Les bornes de collecte pourraient également se trouver accaparer par la grande distribution accentuant encore un peu plus sa mainmise sur le marché. Cette dernière profiterait ainsi du système de consigne pour garder captive sa clientèle.

Des mesures symboliques qui ignorent le problème principal

Enfin diverses mesures renforceront les obligations des constructeurs en matière de disponibilité des pièces détachées. Pour ces dernières, il sera désormais obligatoire qu’une partie de ces pièces soit issue de filière de recyclage. Pour les produits électriques et électroniques, un “indice de réparabilité” devra être affiché. L’affichage devant permettre par une consommation éclairée de pousser à des conceptions plus écologiques. Un pari hasardeux tant la durée de vie de beaucoup de produits électroniques souffre de bien d’autres facteurs que leur réparabilité.

Les règles de tri devront également être obligatoirement affichées sur les produits. Toutefois, les sanctions mentionnées par l’article du Monde paraissent dérisoires. Ainsi seulement 15 000 euros seront demandés pour une personne moral en cas de manquement. 
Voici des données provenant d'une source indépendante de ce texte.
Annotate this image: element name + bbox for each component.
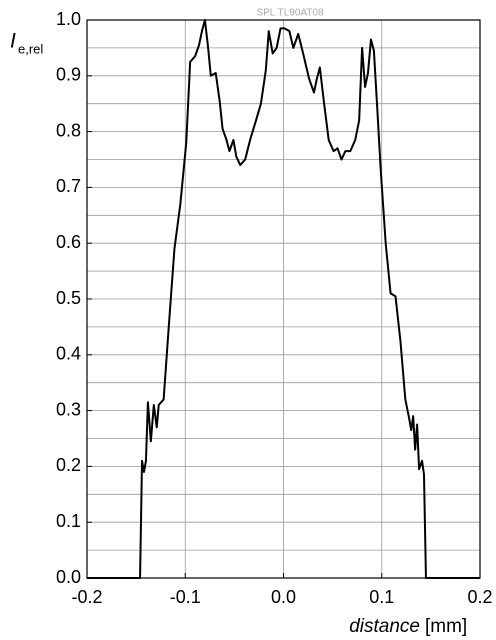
y-tick-label: 0.1: [56, 511, 81, 531]
x-axis-label: distance: [349, 616, 420, 637]
chart-title: SPL TL90AT08: [256, 8, 324, 19]
x-tick-label: 0.2: [467, 587, 492, 607]
y-axis-label: I: [10, 30, 16, 53]
y-tick-label: 0.4: [56, 344, 81, 364]
x-axis-unit: [mm]: [425, 616, 467, 637]
y-tick-label: 1.0: [56, 9, 81, 29]
data-line: [87, 19, 480, 579]
x-tick-label: -0.2: [71, 587, 102, 607]
y-tick-label: 0.0: [56, 567, 81, 587]
x-tick-label: 0.1: [369, 587, 394, 607]
y-tick-label: 0.9: [56, 65, 81, 85]
x-tick-label: 0.0: [271, 587, 296, 607]
y-tick-label: 0.8: [56, 120, 81, 140]
y-tick-label: 0.2: [56, 455, 81, 475]
y-tick-label: 0.5: [56, 288, 81, 308]
y-tick-label: 0.7: [56, 176, 81, 196]
y-axis-label-subscript: e,rel: [18, 41, 43, 56]
y-tick-label: 0.3: [56, 399, 81, 419]
x-tick-label: -0.1: [170, 587, 201, 607]
y-tick-label: 0.6: [56, 232, 81, 252]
Une fois de plus, la loi semble manquer cruellement d’ambition et passe à côté de certains défis majeurs. Les mesures à forte portée symboliques comme la consigne ou “l’indice de réparabilité” peine à masquer le manque majeur de cette loi. La poursuite du gouvernement vers la conclusion d’accords de libre-échange avec le Canada ou le Mercosur met pourtant à nouveau en lumière le manque de contrôle sur la chaîne de production. Comment assurer la disponibilité de pièces détachées si une des instances arbitrales prévues par ces traités s’y oppose ? À quoi bon afficher un bon “indice de réparabilité” si les matériaux sont obtenus dans des conditions dramatiques pour l’environnement ? Une fois de plus, l’affichage environnemental du gouvernement se heurte à ses politiques ultralibérales.